The questioner tried again. “Do you believe in the rule of law –"
“Yeah, I do,” Bush snapped.
The candidate then acknowledged that illegal immigration is a problem while defending migrants’ motives. “They’re coming here because they want to put food on the table for their families, and if you think that’s politically correct you haven’t been following my life. That’s totally politically incorrect right now! The fact that I would say something that’s totally obvious to people who know anything about the immigrant experience but incurs the wrath of people who are angry about this is politically incorrect.”
Bush’s energy and urgency are understandable. With less than two days before voting starts in New Hampshire, he’s fighting for his political life. And while he likely has enough cash to keep him in the primaries even if he finishes poorly here, the calls for him to drop out will become deafening if he doesn’t finish in the top three.
Even Lindsey Graham, who’s now utilizing his comedic chops as Bush’s warm-up act (sample joke, referring to a Medal of Honor winner in attendance today: “He spent six years in the Hanoi Hilton—three with John McCain—that’s real torture”), has said Bush was all but finished if he doesn’t come out ahead of Rubio on Tuesday.
What Bush needs is a miracle, and he knows it. But he just might get one. New Hampshire polling is notoriously inaccurate, and in recent weeks he’s placed everywhere from a strong second to a distant sixth place.

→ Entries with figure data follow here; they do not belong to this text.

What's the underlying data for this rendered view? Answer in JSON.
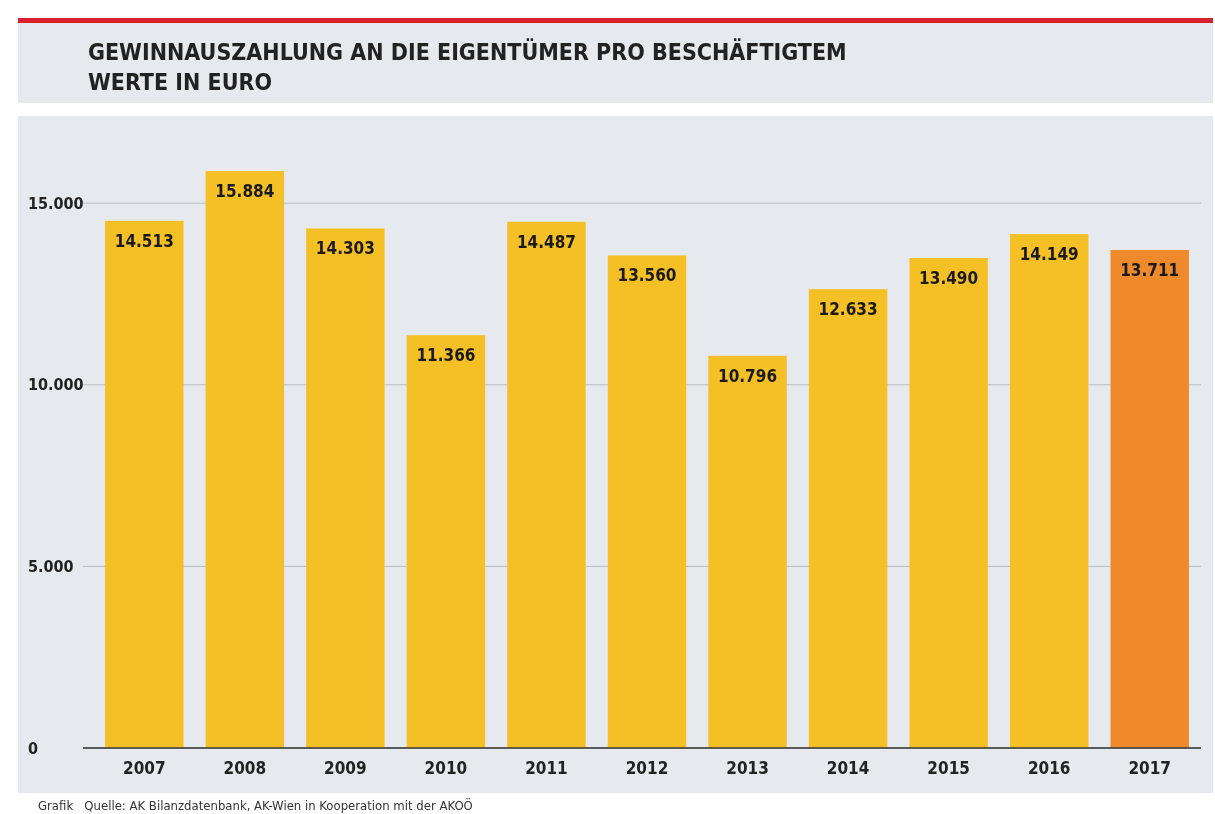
{
  "chart_data": {
    "type": "bar",
    "title": "GEWINNAUSZAHLUNG AN DIE EIGENTÜMER PRO BESCHÄFTIGTEM",
    "subtitle": "WERTE IN EURO",
    "categories": [
      "2007",
      "2008",
      "2009",
      "2010",
      "2011",
      "2012",
      "2013",
      "2014",
      "2015",
      "2016",
      "2017"
    ],
    "values": [
      14513,
      15884,
      14303,
      11366,
      14487,
      13560,
      10796,
      12633,
      13490,
      14149,
      13711
    ],
    "colors": [
      "#f4c025",
      "#f4c025",
      "#f4c025",
      "#f4c025",
      "#f4c025",
      "#f4c025",
      "#f4c025",
      "#f4c025",
      "#f4c025",
      "#f4c025",
      "#ef8a2c"
    ],
    "ylim": [
      0,
      17400
    ],
    "yticks": [
      {
        "value": 0,
        "label": "0"
      },
      {
        "value": 5000,
        "label": "5.000"
      },
      {
        "value": 10000,
        "label": "10.000"
      },
      {
        "value": 15000,
        "label": "15.000"
      }
    ],
    "grid": "y",
    "value_labels": [
      "14.513",
      "15.884",
      "14.303",
      "11.366",
      "14.487",
      "13.560",
      "10.796",
      "12.633",
      "13.490",
      "14.149",
      "13.711"
    ],
    "annotations": [
      "Grafik   Quelle: AK Bilanzdatenbank, AK-Wien in Kooperation mit der AKOÖ"
    ]
  }
}
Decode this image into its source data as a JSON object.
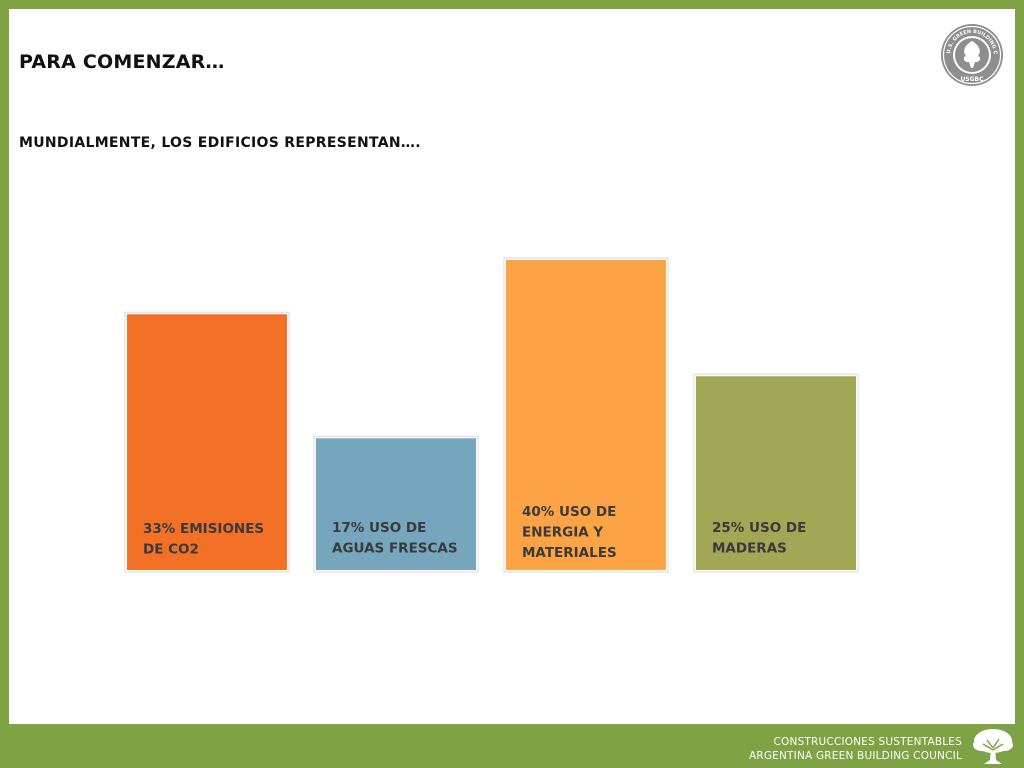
{
  "slide": {
    "title": "PARA COMENZAR…",
    "subtitle": "MUNDIALMENTE, LOS EDIFICIOS REPRESENTAN…."
  },
  "logo": {
    "icon": "usgbc-seal-icon",
    "ring_text": "U.S. GREEN BUILDING COUNCIL",
    "wordmark": "USGBC"
  },
  "footer": {
    "line1": "CONSTRUCCIONES SUSTENTABLES",
    "line2": "ARGENTINA GREEN BUILDING COUNCIL",
    "icon": "tree-icon"
  },
  "colors": {
    "frame": "#7fa244",
    "co2": "#f37027",
    "water": "#76a5be",
    "energy": "#fba345",
    "wood": "#a2a755"
  },
  "chart_data": {
    "type": "bar",
    "title": "",
    "xlabel": "",
    "ylabel": "",
    "ylim": [
      0,
      40
    ],
    "grid": false,
    "categories": [
      "33% EMISIONES DE CO2",
      "17% USO DE AGUAS FRESCAS",
      "40% USO DE ENERGIA Y MATERIALES",
      "25% USO DE MADERAS"
    ],
    "values": [
      33,
      17,
      40,
      25
    ],
    "label_lines": [
      [
        "33% EMISIONES",
        "DE CO2"
      ],
      [
        "17% USO DE",
        "AGUAS FRESCAS"
      ],
      [
        "40% USO DE",
        "ENERGIA Y",
        "MATERIALES"
      ],
      [
        "25% USO DE",
        "MADERAS"
      ]
    ],
    "bar_colors": [
      "#f37027",
      "#76a5be",
      "#fba345",
      "#a2a755"
    ]
  }
}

And if he can somehow defy conventional wisdom and finish with a strong showing in the top three, all the gut-punches he’s endured since last summer will suddenly have been worth it. Believe it or not, as strange as it may seem, come next week we might—might—be talking about him like he’s a real candidate again.
Or that’s what Bush must be thinking, at least.
“I trust you a lot more than the pundits and the observers who are all about process,” Bush said at the end of his speech. “Because you care about the things that are really important for our future. I trust you.”